Another important vector is by function within the enterprise; IT, security, DevOps, infrastructure monitoring, supply chain, operations, finance, sale, marketing, HR, etc. Again, each has specific BI needs, so this vector also makes sense. All of this segmentation has utility, but there was limited mention anywhere of a contact center or CX as a specific application for BI. Just as contact center vendors generally have limited integration with BI, the same appears to hold here going the other way.
Eventus – Bringing These Worlds Together
This isn’t to say there isn’t a seamless platform that brings both of these together, but I haven’t come across one yet that’s firmly based in either space. In my view, that signals a gap in the market, and a prime opportunity to help contact centers follow the example set by the Tampa Bay Rays. There is clearly a need for contact centers to take reporting to another level, and this is where Big Data analytics comes into play, especially when all the relevant data sources can be integrated with a focus on CX.
During the course of my research, I have come across one company with this focus, and not surprisingly, they are not a contact center vendor, and nor are they a BI vendor. The company is Eventus, and as a consultancy with deep roots in the contact center space, they recognized this gap, and out of what they viewed as a necessity, have developed their own platform. Over the course of several interviews and briefings, I have come to understand the distinct challenges in addressing this gap.

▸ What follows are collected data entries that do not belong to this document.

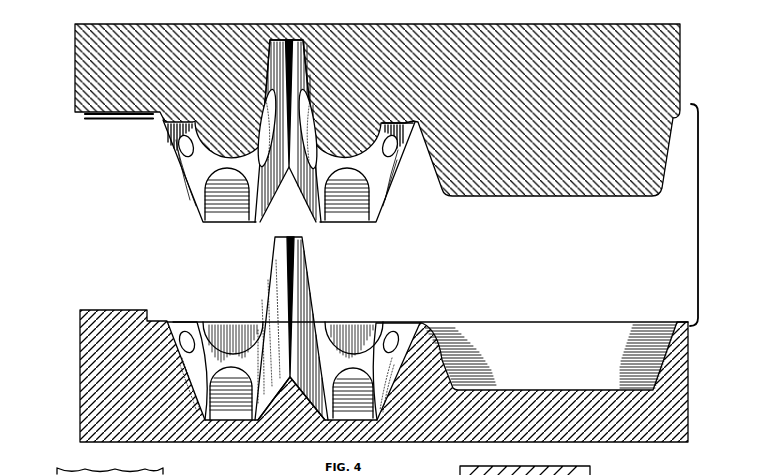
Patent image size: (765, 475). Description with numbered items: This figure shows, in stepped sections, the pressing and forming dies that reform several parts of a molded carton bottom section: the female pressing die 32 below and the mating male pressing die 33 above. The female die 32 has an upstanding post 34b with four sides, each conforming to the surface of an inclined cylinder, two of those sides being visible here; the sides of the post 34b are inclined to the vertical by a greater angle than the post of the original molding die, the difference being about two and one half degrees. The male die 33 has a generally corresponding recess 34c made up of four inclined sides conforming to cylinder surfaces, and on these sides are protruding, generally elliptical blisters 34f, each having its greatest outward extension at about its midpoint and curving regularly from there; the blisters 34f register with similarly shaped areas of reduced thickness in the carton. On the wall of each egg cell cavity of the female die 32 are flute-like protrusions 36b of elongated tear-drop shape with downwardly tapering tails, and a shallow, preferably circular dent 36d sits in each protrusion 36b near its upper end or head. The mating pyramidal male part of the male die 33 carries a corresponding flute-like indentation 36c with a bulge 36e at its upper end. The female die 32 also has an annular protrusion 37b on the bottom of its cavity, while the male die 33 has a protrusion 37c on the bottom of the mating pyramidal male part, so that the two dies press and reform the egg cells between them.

The female pressing and forming die 32 is at (78, 317).
The male pressing and forming die 33 is at (74, 44).
The upstanding post 34b is at (309, 274).
The recess 34c is at (292, 40).
The elliptical blisters 34f is at (266, 117).
The flute-like protrusions 36b is at (201, 347).
The flute-like indentation 36c is at (192, 188).
The shallow dent 36d is at (186, 334).
The bulge 36e is at (178, 148).
The annular protrusion 37b is at (221, 368).
The protrusion 37c is at (227, 226).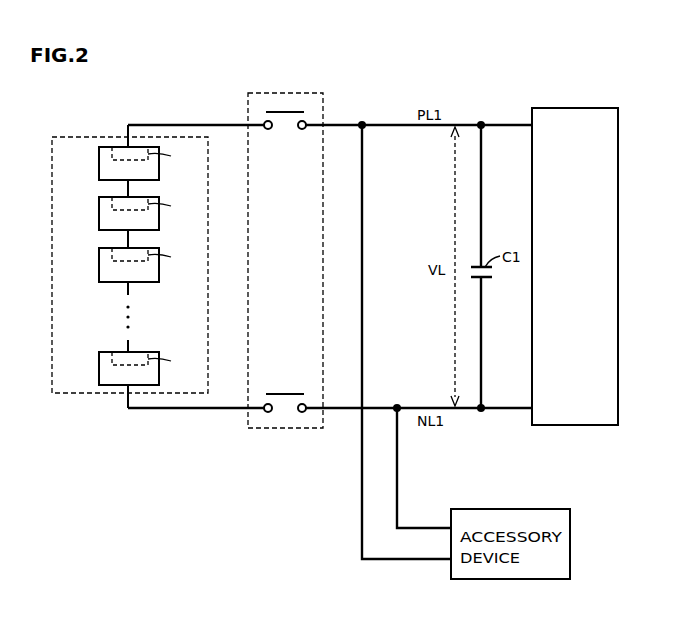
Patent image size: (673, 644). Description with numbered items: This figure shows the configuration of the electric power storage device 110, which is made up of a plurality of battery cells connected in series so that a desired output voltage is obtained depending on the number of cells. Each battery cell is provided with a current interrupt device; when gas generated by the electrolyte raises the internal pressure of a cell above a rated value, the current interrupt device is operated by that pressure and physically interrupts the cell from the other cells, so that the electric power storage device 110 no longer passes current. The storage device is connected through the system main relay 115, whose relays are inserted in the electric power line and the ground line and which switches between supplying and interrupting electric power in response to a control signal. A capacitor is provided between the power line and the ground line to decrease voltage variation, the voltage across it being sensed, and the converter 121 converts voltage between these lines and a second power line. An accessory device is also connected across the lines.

The electric power storage device 110 is at (73, 137).
The SMR 115 is at (313, 93).
The converter 121 is at (577, 108).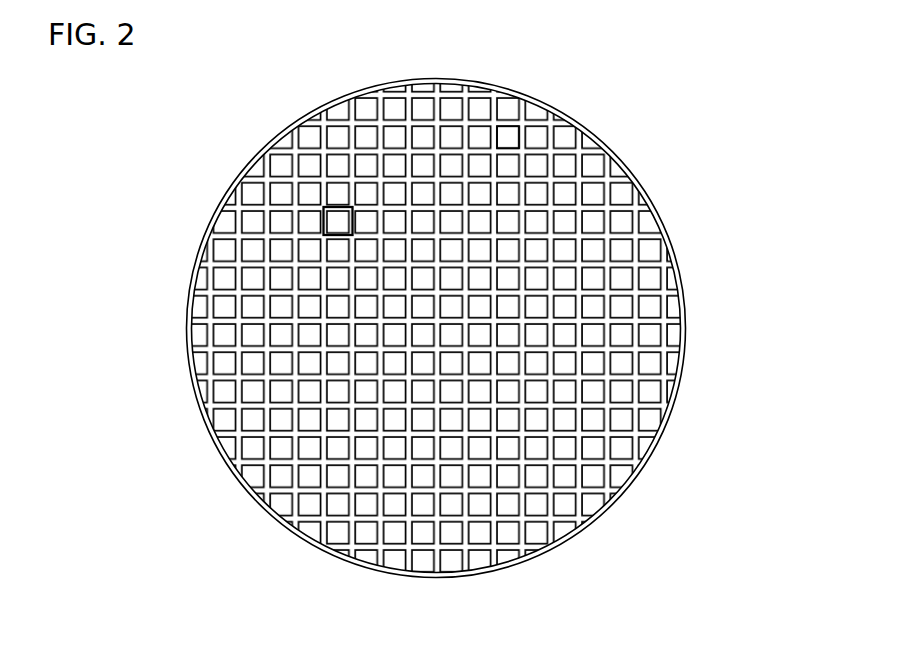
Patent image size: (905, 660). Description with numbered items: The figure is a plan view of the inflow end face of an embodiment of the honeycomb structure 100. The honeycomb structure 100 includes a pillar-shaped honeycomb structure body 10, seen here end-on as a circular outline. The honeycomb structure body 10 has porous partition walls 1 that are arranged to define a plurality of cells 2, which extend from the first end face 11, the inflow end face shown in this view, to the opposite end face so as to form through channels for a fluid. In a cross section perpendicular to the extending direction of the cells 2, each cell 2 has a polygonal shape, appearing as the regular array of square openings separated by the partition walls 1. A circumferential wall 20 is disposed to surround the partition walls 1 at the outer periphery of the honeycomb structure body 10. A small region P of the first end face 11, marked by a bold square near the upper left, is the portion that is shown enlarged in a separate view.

The honeycomb structure 100 is at (772, 81).
The honeycomb structure body 10 is at (698, 337).
The circumferential wall 20 is at (631, 484).
The first end face 11 is at (256, 155).
The partition walls 1 is at (410, 132).
The cells 2 is at (512, 137).
The region P is at (323, 221).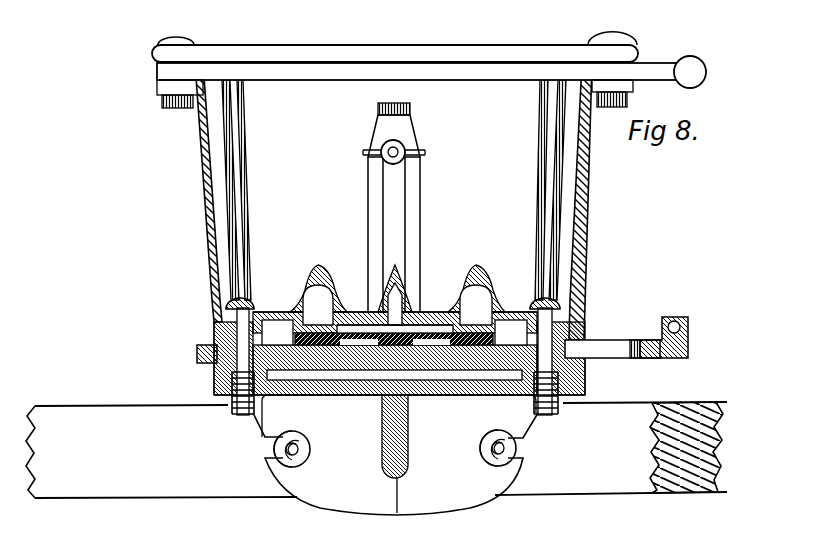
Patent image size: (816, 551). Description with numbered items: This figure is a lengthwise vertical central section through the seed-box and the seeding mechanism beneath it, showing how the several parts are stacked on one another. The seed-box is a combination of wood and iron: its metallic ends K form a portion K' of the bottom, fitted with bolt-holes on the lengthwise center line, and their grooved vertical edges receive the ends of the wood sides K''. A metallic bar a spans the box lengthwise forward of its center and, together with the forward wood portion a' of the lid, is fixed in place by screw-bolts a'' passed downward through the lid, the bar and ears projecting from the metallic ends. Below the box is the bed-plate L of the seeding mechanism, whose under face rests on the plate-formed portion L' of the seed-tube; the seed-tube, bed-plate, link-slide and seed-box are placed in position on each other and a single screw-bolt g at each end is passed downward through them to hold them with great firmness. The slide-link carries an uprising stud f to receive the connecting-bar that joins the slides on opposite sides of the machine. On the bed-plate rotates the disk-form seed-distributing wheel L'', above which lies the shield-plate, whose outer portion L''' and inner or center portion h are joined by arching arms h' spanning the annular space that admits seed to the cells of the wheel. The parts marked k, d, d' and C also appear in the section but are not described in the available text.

The metallic bar a is at (431, 82).
The forward wood portion of the lid a' is at (395, 53).
The screw-bolts a'' is at (397, 29).
The metallic ends K is at (392, 229).
The bottom portion of metallic ends K' is at (393, 191).
The wood sides K'' is at (422, 207).
The pivot pin of central column k is at (394, 144).
The inner portion of shield-plate h is at (395, 310).
The arching arms h' is at (397, 285).
The screw-bolt g is at (393, 301).
The bed-plate L is at (399, 410).
The plate-formed portion of the seed-tube L' is at (395, 455).
The seed-distributing wheel L'' is at (395, 328).
The outer portion of shield-plate L''' is at (395, 303).
The supporting plate d is at (612, 349).
The end blocks of plate d' is at (442, 340).
The uprising stud f is at (674, 316).
The frame beam C is at (376, 450).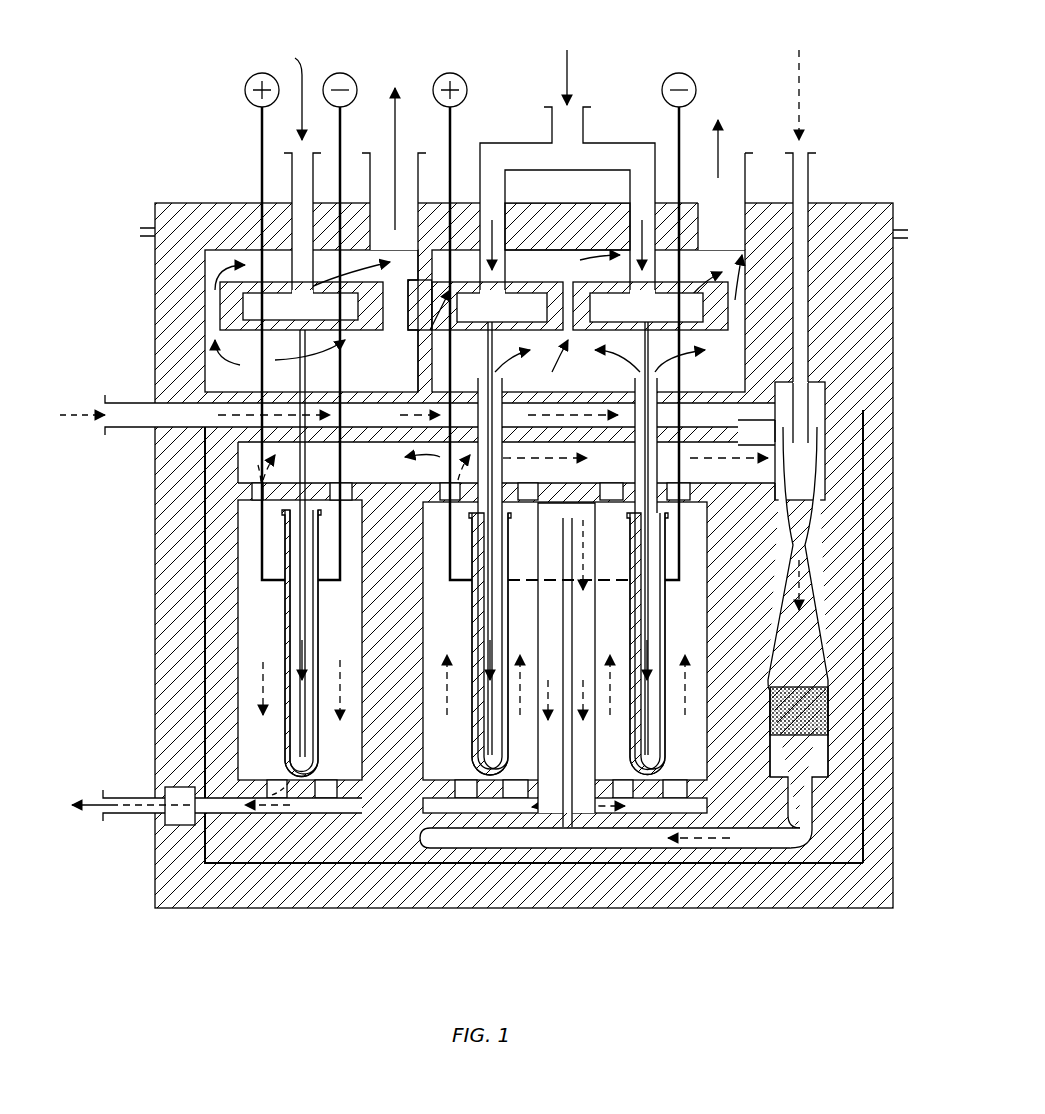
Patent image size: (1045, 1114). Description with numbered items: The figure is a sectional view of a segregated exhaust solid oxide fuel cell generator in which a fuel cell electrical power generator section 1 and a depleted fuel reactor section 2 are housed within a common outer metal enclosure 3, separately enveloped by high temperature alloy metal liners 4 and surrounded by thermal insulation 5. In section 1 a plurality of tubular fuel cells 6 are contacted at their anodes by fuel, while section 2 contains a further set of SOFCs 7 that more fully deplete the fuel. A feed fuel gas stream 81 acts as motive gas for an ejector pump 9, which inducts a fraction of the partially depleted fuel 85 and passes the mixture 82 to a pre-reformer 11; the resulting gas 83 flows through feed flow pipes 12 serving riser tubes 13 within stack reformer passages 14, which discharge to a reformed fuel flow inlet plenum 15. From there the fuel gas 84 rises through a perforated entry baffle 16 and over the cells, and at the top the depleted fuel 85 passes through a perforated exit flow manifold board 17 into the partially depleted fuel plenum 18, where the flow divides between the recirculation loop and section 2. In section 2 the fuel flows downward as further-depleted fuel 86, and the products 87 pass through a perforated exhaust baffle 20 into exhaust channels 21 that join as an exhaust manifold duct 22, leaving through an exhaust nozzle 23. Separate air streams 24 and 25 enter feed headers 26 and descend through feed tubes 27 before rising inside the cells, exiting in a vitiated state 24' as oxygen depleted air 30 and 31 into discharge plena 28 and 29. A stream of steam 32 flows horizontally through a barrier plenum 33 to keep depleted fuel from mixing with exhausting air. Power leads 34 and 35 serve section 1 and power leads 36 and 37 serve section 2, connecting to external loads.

The fuel cell electrical power generator chamber/section 1 is at (565, 640).
The depleted fuel reactor chamber/section 2 is at (300, 640).
The outer metal enclosure 3 is at (155, 735).
The high temperature alloy metal liners 4 is at (205, 672).
The thermal insulation 5 is at (885, 660).
The fuel cells 6 is at (472, 625).
The SOFCs 7 is at (285, 600).
The ejector pump 9 is at (805, 540).
The pre-reformer 11 is at (797, 687).
The feed flow pipes 12 is at (707, 848).
The riser tubes 13 is at (565, 625).
The stack reformer passages 14 is at (583, 770).
The reformed fuel flow inlet plenum 15 is at (478, 808).
The perforated entry baffle 16 is at (440, 792).
The perforated exit flow manifold board 17 is at (580, 485).
The partially depleted fuel plenum 18 is at (592, 455).
The perforated exhaust baffle 20 is at (300, 790).
The exhaust channels 21 is at (335, 800).
The exhaust manifold duct 22 is at (170, 790).
The exhaust nozzle 23 is at (105, 790).
The air stream 24 is at (567, 155).
The vitiated air 24' is at (701, 372).
The air stream 25 is at (301, 398).
The feed headers 26 is at (300, 306).
The feed tubes 27 is at (255, 367).
The discharge plenum 28 is at (733, 356).
The discharge plenum 29 is at (215, 380).
The vitiated air 30 is at (722, 142).
The vitiated air 31 is at (395, 112).
The stream of steam 32 is at (103, 402).
The barrier plenum 33 is at (173, 415).
The power lead 34 is at (450, 73).
The power lead 35 is at (679, 73).
The power lead 36 is at (262, 73).
The power lead 37 is at (340, 73).
The feed fuel gas stream 81 is at (800, 90).
The mixture 82 is at (800, 595).
The pre-reformed gas 83 is at (810, 755).
The fuel gas 84 is at (722, 692).
The depleted fuel 85 is at (440, 462).
The further-depleted fuel 86 is at (263, 662).
The products 87 is at (105, 812).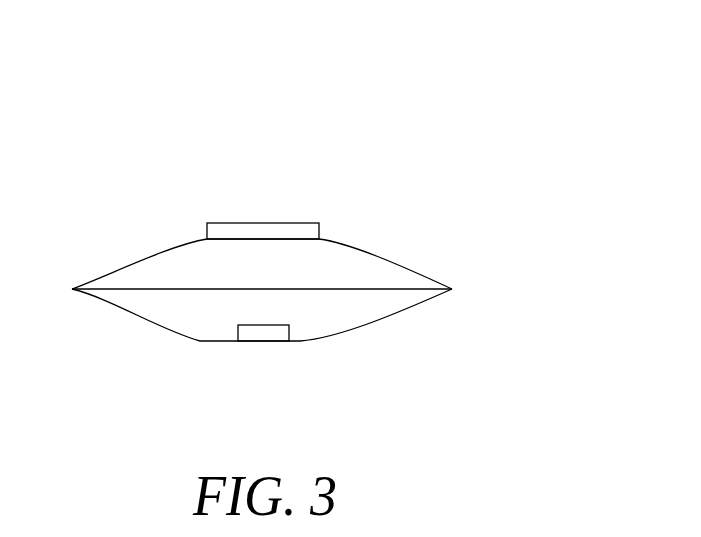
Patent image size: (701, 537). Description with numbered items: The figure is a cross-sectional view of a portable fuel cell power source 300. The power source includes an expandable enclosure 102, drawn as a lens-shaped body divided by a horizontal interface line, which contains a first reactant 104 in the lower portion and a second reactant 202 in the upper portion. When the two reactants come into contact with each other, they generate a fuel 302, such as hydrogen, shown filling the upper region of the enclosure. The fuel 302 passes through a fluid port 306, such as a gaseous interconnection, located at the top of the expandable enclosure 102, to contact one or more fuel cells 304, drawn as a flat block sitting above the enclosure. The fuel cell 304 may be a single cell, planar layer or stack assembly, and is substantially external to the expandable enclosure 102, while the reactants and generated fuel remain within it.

The portable fuel cell power source 300 is at (563, 95).
The second reactant 202 is at (370, 312).
The fuel 302 is at (161, 256).
The expandable enclosure 102 is at (377, 252).
The fuel cell 304 is at (222, 230).
The fluid port 306 is at (300, 238).
The first reactant 104 is at (264, 345).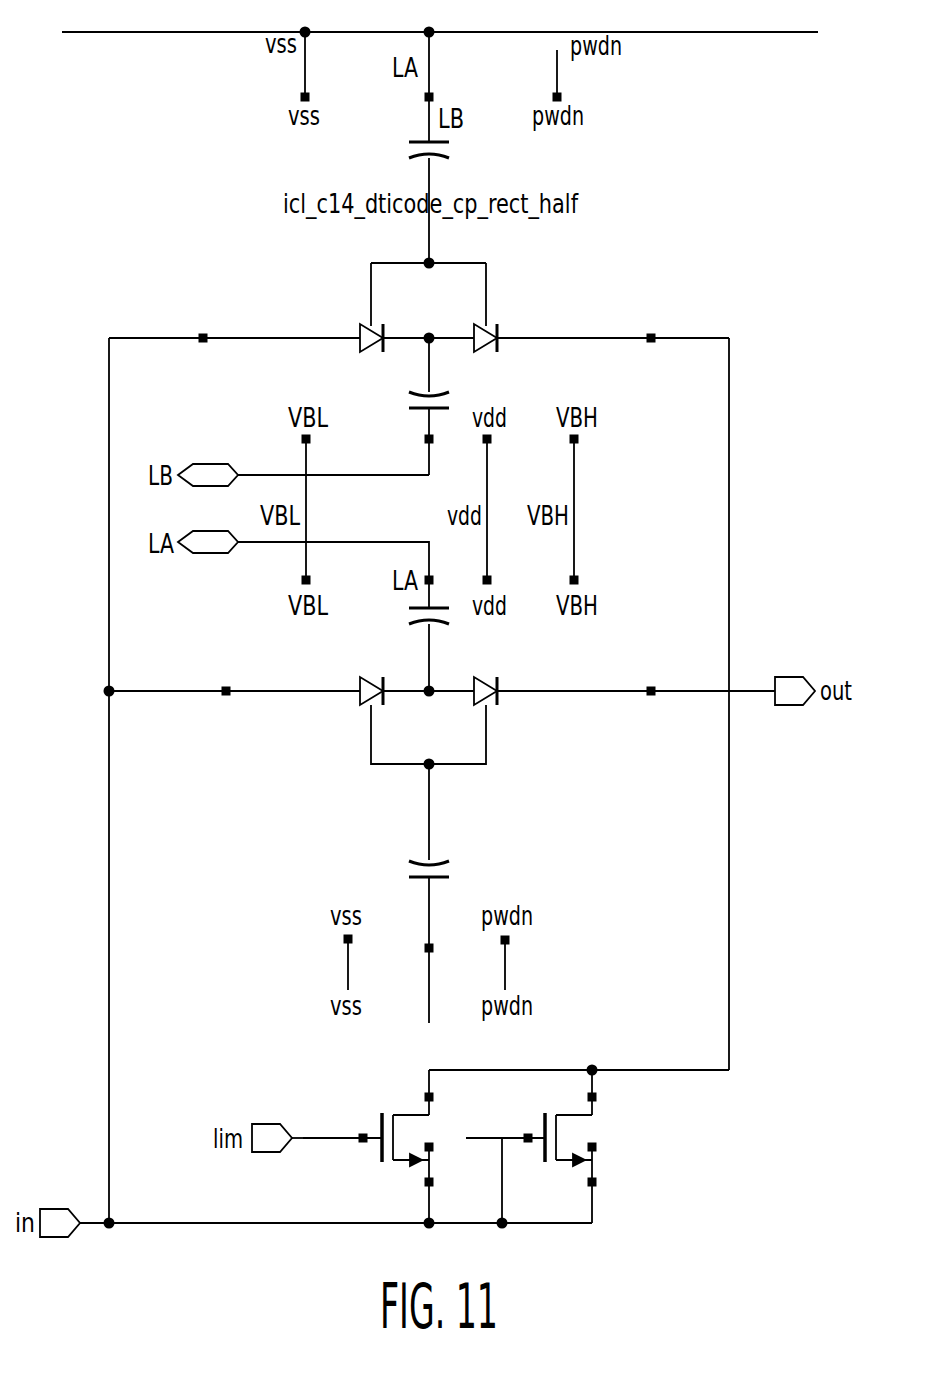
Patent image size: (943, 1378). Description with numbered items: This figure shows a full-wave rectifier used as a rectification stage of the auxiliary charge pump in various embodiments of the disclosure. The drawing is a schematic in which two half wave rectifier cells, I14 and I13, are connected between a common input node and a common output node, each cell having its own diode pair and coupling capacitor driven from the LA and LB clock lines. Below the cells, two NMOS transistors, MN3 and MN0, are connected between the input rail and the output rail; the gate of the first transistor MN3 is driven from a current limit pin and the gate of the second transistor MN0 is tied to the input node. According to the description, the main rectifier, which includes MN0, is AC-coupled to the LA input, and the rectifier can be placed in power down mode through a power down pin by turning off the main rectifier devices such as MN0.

The diode rectifier cell icl_c14_dticode_cp_rect_half (upper) I14 is at (419, 367).
The diode rectifier cell icl_c14_dticode_cp_rect_half (lower) I13 is at (442, 841).
The NMOS transistor MN3 (current limit) MN3 is at (395, 1146).
The main rectifier transistor MN0 is at (559, 1146).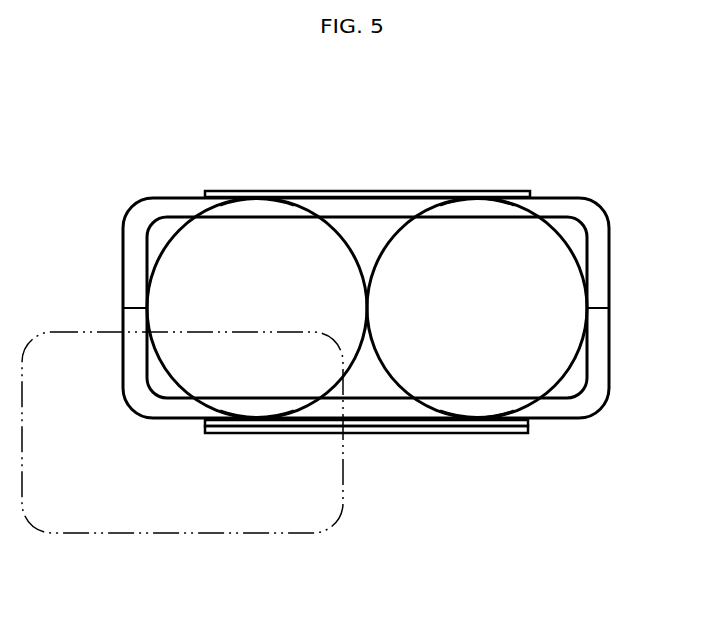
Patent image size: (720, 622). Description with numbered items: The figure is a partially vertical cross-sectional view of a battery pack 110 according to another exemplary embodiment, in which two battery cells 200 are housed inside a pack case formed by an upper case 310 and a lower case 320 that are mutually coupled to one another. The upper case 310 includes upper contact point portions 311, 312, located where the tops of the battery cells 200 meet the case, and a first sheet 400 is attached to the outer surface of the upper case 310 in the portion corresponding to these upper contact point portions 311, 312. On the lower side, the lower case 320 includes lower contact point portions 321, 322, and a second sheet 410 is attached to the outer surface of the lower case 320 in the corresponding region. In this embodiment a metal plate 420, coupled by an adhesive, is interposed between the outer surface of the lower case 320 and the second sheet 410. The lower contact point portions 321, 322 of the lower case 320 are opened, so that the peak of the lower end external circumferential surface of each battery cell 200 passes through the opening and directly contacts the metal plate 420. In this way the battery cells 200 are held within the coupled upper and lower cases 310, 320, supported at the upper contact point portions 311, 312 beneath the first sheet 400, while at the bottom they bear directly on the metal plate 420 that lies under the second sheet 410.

There certainly are complexities here that are beyond the scope of this article, and for that alone, I can see why BI or contact center vendors have not done this already. That said, the business value of doing this is clear to me, and for progressive contact centers aspiring to be like the Rays, giving Eventus a tryout could be a winning move. There may well be others with a similar platform, but I haven’t come across them yet. If you’re out there, I’d love to hear from you, in which case I’ll be back with another analysis soon.